Lesson 1: Turning the Tide in the Pacific, 1941–1943
In December 1941, Japanese armed forces launched a massive offensive, attacking targets as far East as Pearl Harbor, Hawaii, and as far West as Burma. The goal was to create what the Japanese called the Greater East Asia Co-Prosperity Sphere—an empire in which Japanese industries would have access to the substantial oil, rubber, and tin resources of Southeast Asia and Indonesia, plus a string of distant island bases from which this far-flung empire could be protected. By the beginning of spring 1942, the Japanese military was close to meeting its objectives. Nevertheless, in a series of engagements during the spring and summer of that year Allied forces succeeded in stopping the Japanese advance, so that by early 1943 it was the Allies who were on the offensive.
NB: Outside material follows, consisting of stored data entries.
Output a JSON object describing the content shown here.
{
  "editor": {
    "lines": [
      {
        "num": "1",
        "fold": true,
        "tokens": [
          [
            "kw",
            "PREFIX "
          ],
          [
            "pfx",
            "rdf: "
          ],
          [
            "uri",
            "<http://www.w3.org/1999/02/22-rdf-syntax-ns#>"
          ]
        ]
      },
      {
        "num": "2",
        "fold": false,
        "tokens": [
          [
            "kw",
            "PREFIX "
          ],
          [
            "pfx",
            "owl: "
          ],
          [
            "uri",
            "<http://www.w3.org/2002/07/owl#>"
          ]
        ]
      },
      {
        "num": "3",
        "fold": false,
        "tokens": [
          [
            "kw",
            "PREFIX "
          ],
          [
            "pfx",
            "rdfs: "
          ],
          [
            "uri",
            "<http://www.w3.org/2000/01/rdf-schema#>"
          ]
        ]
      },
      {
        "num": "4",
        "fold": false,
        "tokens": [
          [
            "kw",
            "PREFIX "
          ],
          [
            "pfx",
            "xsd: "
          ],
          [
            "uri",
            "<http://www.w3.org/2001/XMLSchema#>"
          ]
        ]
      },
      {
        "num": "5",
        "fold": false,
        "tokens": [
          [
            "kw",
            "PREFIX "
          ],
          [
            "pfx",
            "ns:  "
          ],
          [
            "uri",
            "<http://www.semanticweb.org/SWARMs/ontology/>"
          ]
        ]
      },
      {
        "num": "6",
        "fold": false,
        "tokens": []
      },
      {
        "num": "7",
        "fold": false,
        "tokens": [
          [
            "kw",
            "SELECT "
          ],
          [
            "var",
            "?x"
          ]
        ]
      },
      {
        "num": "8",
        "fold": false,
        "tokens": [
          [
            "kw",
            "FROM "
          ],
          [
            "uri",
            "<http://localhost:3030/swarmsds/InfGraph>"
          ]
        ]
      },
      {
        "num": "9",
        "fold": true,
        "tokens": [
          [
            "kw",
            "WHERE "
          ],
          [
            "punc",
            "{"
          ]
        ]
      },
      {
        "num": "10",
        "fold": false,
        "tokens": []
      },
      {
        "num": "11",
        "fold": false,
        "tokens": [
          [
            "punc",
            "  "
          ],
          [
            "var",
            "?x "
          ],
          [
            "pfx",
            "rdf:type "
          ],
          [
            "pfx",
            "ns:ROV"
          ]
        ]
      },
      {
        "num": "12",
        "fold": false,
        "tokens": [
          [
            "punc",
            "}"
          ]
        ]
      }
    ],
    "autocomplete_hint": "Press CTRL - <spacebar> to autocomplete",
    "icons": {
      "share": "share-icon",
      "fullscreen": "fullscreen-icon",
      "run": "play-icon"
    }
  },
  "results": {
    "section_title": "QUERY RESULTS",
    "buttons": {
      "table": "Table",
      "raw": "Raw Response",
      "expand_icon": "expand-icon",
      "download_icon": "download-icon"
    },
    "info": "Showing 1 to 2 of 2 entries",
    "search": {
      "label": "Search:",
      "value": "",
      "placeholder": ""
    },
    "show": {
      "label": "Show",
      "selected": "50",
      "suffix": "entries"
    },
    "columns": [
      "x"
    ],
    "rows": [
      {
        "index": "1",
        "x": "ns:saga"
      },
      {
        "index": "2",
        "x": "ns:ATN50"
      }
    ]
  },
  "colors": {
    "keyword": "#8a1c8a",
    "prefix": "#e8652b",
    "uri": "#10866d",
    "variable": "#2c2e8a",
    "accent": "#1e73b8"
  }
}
This lesson plan will focus on the overall strategies pursued by the Japanese and the Allies in the initial months of World War II in Asia and the Pacific. By examining military documents and consulting an interactive map of the Pacific theater, students will compare what each side hoped to accomplish with what actually happened. Also, students will have an opportunity to read personal accounts by those who fought in the Pacific War, giving them a glimpse of what conditions on the battlefront were actually like.
How did the Allies manage to turn the tide against the Japanese in World War II?
After completing this lesson, students should be able to: articulate the overall Japanese strategy for 1941–1942, and to assess how successful it was.
Discuss Allied strategy for 1941–1942, and to assess how successful it was.
Identify on a map locations that were important to the early war in the Pacific.
Identify the most important military engagements as well as explain their significance.
Discuss anti-Japanese sentiment in the United States, and how it affected the way the Pacific War was fought.